283753 Alamo: Automatic Learning of Algebraic Models for Optimization

Tuesday, October 30, 2012: 8:30 AM
328 (Convention Center )
Alison Cozad1, Nick Sahinidis1 and David C. Miller2, (1)Chemical Engineering, Carnegie Mellon University, Pittsburgh, PA, (2)U.S. Department Of Energy, National Energy Technology Laboratory, Pittsburgh, PA

We address a central problem in machine learning, namely that of learning an algebraic model from data obtained from simulations or experiments.  The problem arises naturally in situations in which there is a need to replace a computationally intensive model with a cheaper to compute surrogate or reduced order model.  The problem also arises in situations in which one is interested in developing a theoretical model from experimental measurements.  We are interested in developing a technique that learns models that are (a) as accurate as possible and (b) as simple as possible.  Requirement (a) is obvious, while requirement (b) is driven by our desire to utilize the developed model in further studies, for instance by embedding it in a larger multi-scale model for optimization, simulation, or analysis.  Finally, we are interested in developing methodology that achieves the above goals without requiring too many simulations or experiments.
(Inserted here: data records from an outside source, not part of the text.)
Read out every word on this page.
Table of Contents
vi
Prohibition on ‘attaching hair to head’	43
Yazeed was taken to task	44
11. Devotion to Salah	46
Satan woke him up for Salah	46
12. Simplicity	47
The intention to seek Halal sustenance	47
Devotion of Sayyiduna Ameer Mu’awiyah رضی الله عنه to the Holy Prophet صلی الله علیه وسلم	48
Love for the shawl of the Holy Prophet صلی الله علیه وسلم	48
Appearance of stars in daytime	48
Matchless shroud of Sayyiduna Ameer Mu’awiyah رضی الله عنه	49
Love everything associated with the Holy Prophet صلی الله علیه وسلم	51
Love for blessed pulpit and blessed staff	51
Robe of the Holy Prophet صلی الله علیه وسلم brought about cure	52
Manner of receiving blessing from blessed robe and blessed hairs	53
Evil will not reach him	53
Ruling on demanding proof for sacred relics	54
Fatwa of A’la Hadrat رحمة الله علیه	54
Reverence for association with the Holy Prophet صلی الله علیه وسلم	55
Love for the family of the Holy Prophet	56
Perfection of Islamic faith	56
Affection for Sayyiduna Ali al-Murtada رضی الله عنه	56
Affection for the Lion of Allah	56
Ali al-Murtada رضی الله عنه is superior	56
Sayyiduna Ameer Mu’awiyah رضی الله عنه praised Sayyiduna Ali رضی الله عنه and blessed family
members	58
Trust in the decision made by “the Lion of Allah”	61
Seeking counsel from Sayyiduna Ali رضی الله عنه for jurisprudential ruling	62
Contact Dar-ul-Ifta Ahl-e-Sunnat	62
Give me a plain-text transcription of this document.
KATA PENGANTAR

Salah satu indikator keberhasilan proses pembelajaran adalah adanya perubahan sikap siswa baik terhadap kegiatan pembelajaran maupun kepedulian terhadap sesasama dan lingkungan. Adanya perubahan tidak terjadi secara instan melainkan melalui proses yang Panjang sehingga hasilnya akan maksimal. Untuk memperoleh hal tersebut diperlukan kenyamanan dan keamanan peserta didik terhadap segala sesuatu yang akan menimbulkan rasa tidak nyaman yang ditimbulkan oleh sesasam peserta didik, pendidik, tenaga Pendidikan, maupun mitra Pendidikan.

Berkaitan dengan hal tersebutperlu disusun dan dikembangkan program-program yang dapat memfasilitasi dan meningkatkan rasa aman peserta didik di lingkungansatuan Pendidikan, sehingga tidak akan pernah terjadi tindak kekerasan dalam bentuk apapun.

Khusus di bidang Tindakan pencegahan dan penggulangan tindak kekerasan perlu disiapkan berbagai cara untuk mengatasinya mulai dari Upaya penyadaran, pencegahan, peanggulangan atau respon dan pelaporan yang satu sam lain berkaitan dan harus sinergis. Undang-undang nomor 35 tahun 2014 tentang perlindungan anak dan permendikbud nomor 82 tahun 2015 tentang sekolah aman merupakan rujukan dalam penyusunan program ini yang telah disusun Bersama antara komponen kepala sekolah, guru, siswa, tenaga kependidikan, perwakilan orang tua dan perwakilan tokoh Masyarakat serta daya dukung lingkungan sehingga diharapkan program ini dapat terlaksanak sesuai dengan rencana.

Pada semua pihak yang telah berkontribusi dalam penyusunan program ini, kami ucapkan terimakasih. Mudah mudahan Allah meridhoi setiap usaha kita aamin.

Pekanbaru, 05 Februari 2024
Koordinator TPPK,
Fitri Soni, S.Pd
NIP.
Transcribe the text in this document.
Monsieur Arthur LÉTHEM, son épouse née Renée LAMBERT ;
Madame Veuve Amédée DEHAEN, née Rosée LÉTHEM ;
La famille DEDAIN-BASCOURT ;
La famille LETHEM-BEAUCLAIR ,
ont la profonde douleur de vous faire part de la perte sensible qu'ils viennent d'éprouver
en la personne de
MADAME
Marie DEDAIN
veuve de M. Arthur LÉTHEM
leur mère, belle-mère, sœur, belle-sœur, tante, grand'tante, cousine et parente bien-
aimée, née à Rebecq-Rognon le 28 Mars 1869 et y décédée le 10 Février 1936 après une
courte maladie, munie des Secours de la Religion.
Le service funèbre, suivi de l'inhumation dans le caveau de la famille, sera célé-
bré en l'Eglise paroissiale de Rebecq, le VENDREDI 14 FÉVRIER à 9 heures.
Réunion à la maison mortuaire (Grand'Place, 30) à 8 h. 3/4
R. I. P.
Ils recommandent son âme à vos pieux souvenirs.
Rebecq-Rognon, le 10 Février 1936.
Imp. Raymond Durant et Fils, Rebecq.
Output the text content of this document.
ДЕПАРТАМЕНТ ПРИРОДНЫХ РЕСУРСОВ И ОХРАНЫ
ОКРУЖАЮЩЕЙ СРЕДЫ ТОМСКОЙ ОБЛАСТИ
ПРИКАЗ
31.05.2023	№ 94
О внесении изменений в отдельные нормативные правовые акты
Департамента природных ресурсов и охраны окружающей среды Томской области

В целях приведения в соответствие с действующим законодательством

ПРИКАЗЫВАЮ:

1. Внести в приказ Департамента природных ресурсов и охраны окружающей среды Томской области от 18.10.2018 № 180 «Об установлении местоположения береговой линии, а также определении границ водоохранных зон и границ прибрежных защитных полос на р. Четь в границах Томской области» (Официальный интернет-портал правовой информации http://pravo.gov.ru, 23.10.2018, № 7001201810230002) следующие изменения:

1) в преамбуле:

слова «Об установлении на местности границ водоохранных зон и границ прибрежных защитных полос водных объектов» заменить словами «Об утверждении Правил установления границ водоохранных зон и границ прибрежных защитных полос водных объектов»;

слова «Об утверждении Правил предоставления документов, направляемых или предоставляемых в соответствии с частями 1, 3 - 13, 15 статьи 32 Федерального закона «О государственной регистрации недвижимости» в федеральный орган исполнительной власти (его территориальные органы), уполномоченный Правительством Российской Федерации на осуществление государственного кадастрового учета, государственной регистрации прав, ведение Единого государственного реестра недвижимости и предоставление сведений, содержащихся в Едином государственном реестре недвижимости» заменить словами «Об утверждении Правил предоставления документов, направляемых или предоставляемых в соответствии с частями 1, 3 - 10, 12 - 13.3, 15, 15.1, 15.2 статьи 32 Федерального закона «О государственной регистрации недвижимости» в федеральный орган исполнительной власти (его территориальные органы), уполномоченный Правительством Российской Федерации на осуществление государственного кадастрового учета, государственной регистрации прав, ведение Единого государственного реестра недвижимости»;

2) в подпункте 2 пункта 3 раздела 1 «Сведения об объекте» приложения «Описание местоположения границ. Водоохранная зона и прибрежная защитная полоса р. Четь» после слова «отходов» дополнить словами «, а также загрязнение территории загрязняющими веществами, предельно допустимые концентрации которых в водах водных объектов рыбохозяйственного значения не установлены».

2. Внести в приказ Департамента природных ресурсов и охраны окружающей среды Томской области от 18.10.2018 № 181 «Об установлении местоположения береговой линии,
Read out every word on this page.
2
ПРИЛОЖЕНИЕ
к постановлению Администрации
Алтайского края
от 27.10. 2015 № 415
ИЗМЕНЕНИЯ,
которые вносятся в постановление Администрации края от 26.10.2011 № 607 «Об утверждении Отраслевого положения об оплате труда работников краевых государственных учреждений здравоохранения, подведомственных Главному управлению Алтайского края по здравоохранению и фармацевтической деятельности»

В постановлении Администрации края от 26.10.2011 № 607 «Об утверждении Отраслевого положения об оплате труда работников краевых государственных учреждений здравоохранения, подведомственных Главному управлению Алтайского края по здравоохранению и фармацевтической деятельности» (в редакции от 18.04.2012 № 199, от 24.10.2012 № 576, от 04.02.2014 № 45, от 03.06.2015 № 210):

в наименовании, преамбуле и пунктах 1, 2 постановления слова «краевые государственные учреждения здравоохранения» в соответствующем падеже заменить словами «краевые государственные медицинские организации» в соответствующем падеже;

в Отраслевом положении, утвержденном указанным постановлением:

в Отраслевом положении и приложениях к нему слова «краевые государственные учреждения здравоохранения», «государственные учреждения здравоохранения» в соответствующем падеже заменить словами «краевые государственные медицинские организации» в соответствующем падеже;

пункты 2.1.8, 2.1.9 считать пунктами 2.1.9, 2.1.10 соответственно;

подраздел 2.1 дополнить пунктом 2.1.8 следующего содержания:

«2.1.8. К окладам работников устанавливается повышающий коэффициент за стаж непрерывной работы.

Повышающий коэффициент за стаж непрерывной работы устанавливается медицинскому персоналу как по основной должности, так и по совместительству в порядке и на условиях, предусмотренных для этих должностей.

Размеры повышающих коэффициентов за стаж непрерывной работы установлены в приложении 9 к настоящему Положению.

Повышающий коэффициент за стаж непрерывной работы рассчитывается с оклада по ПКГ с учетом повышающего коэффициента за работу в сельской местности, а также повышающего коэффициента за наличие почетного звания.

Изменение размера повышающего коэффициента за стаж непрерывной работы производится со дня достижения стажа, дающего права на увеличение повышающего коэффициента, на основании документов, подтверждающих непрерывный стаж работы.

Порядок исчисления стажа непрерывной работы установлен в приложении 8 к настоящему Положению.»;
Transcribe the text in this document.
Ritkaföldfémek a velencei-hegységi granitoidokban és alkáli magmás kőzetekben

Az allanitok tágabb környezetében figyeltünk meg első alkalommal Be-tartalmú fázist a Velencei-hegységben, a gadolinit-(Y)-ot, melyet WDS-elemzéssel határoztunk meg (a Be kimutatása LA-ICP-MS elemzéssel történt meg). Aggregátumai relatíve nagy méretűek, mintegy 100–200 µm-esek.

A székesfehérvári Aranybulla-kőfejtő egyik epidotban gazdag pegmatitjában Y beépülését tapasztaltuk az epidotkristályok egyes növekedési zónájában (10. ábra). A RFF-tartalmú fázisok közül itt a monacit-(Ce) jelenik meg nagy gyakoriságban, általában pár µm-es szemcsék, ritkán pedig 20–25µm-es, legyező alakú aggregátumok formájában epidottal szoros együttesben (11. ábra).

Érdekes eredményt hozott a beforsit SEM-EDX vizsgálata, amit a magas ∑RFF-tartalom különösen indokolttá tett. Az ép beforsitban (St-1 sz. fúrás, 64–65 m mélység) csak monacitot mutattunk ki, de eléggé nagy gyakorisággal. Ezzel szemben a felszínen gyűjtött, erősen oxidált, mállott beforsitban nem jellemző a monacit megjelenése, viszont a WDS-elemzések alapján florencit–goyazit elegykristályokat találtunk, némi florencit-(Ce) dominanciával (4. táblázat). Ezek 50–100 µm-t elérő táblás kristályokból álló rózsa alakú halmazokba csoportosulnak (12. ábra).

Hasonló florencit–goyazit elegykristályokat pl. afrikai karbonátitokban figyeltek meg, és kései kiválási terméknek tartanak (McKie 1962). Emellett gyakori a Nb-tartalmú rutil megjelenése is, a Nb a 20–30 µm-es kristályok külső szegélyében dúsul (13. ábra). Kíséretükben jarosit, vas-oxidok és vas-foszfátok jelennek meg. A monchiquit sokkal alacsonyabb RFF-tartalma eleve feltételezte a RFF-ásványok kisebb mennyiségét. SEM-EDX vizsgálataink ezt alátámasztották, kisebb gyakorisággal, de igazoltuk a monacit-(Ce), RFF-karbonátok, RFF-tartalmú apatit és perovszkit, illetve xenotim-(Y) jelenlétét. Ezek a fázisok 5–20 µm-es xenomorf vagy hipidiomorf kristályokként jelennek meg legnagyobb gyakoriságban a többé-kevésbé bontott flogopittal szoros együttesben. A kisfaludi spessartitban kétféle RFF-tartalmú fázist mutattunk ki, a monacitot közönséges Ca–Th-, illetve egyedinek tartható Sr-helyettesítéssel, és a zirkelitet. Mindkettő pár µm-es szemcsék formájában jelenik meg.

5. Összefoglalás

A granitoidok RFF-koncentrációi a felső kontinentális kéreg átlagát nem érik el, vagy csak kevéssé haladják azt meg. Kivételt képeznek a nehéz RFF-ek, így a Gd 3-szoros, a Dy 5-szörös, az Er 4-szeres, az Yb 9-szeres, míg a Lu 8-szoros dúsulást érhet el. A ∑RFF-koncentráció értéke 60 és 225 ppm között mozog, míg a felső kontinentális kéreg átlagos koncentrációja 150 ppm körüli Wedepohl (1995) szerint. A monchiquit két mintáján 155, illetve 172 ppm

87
We present a methodology aiming to achieve the above requirements.  The proposed approach begins by building a low-complexity surrogate model.  The model is built using a best subset technique that leverages a mixed-integer linear programming formulation to allow for considering a very large number of possible functional components in the model.  The model is then tested, exploited, and improved through the use of derivative-free optimization solvers to adaptively sample new simulation or experimental points. 

Finally, we describe ALAMO, the computational implementation of the proposed methodology, along with extensive computational comparisons between ALAMO and a variety of machine learning techniques, including Latin hypercube sampling, simple least squares regression, and lasso.